Hi @jbytecode I decided to remove the DOI for that reference. Even when is published here: https://www.frontiersin.org/articles/10.3389/fdata.2022.945720/full Searching for that doi in the https://doi.org directly throws an error.

canimus commented 4 months ago

@editorialbot check references

editorialbot commented 4 months ago
Reference check summary (note 'MISSING' DOIs are suggestions that need verification):

OK DOIs

- 10.1145/3603707 is OK
- 10.1145/3603706 is OK
- 10.1145/3580305.3599776 is OK
- 10.14778/3229863.3229867 is OK
- 10.1145/3529190.3529222 is OK
- 10.1145/2723372.2742797 is OK
- 10.1145/2872427.2883029 is OK

MISSING DOIs

- No DOI given, and none found for title: Technology Trends for 2023
- No DOI given, and none found for title: cuallee: Performance Tests
- No DOI given, and none found for title: TLC Trip Record Data
- 10.5040/9781350207318.00000004 may be a valid DOI for title: Great Expectations
- No DOI given, and none found for title: Soda Core

INVALID DOIs

- None
jbytecode commented 4 months ago

It seems 10.3389/fdata.2022.945720 is a valid DOI for the submission https://www.frontiersin.org/articles/10.3389/fdata.2022.945720/full

canimus commented 4 months ago

@jbytecode the problem is that when passing through the bot verification it qualifies it as INVALID

jbytecode commented 4 months ago

@canimus - 10.3389/fdata.2020.564115 was not passing, but 10.3389/fdata.2022.945720 is resolved.

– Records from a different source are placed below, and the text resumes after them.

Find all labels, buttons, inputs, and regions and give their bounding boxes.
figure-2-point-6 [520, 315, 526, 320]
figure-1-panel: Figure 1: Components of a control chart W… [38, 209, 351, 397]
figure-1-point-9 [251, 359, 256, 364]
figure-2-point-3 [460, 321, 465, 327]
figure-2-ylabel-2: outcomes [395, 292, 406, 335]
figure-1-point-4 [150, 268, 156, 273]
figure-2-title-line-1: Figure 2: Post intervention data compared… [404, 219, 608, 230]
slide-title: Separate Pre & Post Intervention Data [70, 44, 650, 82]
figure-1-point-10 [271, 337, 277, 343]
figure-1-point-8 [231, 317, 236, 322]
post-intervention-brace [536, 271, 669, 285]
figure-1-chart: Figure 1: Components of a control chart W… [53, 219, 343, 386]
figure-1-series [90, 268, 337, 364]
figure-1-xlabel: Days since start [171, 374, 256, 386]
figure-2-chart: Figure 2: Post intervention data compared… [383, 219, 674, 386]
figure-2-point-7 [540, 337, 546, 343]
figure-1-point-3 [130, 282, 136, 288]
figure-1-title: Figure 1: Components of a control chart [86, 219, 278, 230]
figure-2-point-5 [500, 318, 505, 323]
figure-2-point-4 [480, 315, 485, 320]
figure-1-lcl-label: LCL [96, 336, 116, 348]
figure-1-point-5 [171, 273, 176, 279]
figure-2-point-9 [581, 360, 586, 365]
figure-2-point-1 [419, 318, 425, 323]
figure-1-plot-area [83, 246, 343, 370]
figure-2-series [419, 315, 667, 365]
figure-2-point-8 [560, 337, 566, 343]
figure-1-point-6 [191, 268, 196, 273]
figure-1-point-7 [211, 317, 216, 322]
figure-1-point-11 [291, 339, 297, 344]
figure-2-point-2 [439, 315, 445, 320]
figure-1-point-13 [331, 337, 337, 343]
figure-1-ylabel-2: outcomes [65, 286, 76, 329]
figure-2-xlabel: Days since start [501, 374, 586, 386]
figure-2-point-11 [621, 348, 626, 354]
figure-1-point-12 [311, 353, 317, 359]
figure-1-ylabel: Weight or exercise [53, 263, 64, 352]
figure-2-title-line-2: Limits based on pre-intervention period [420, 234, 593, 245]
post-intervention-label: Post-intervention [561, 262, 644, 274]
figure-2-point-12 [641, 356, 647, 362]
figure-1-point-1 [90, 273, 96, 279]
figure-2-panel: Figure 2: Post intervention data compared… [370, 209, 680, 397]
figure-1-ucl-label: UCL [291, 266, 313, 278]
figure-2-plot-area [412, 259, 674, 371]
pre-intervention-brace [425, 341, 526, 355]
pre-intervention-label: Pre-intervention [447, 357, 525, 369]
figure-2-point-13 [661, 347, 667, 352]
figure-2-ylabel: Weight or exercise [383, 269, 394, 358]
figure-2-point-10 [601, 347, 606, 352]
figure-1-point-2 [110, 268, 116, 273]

Am I wrong? You can add the same bibtex entry with the latest DOI, right?

canimus commented 4 months ago

@editorialbot check references

editorialbot commented 4 months ago
Reference check summary (note 'MISSING' DOIs are suggestions that need verification):

OK DOIs

- 10.1145/3603707 is OK
- 10.1145/3603706 is OK
- 10.1145/3580305.3599776 is OK
- 10.14778/3229863.3229867 is OK
- 10.1145/3529190.3529222 is OK
- 10.1145/2723372.2742797 is OK
- 10.1145/2872427.2883029 is OK
- 10.3389/fdata.2022.945720 is OK

MISSING DOIs

- No DOI given, and none found for title: Technology Trends for 2023
- No DOI given, and none found for title: cuallee: Performance Tests
- No DOI given, and none found for title: TLC Trip Record Data
- 10.5040/9781350207318.00000004 may be a valid DOI for title: Great Expectations
- No DOI given, and none found for title: Soda Core

INVALID DOIs

- None
canimus commented 4 months ago

@jbytecode thanks for the correction, using the newest reference on 2022 fixed the resolution. All missing ones, are just internal references, articles and misc.

jbytecode commented 4 months ago

@canimus - It seems we solved the DOI issue. Now I am generating the latest pdf and I'll have a final proof-reading.

jbytecode commented 4 months ago

@editorialbot generate pdf

editorialbot commented 4 months ago

:point_right::page_facing_up: Download article proof :page_facing_up: View article proof on GitHub :page_facing_up: :point_left:

jbytecode commented 4 months ago

@canimus - Please read the manuscript carefully and fix things if you encounter any errors/typos (I am also doing the same stuff). Ping me when you have done with it. Thank you in advance.

canimus commented 4 months ago

@jbytecode I downloaded the latest PDF version, and I am confident that is now good to go. It is free from typos, and readability score is good. Thank you very much for all your support, assistance and diligence, truly appreciate it.

jbytecode commented 4 months ago

@canimus - It's also okay from my side. I am now recommending an acceptance. Our track editor will make the final decision.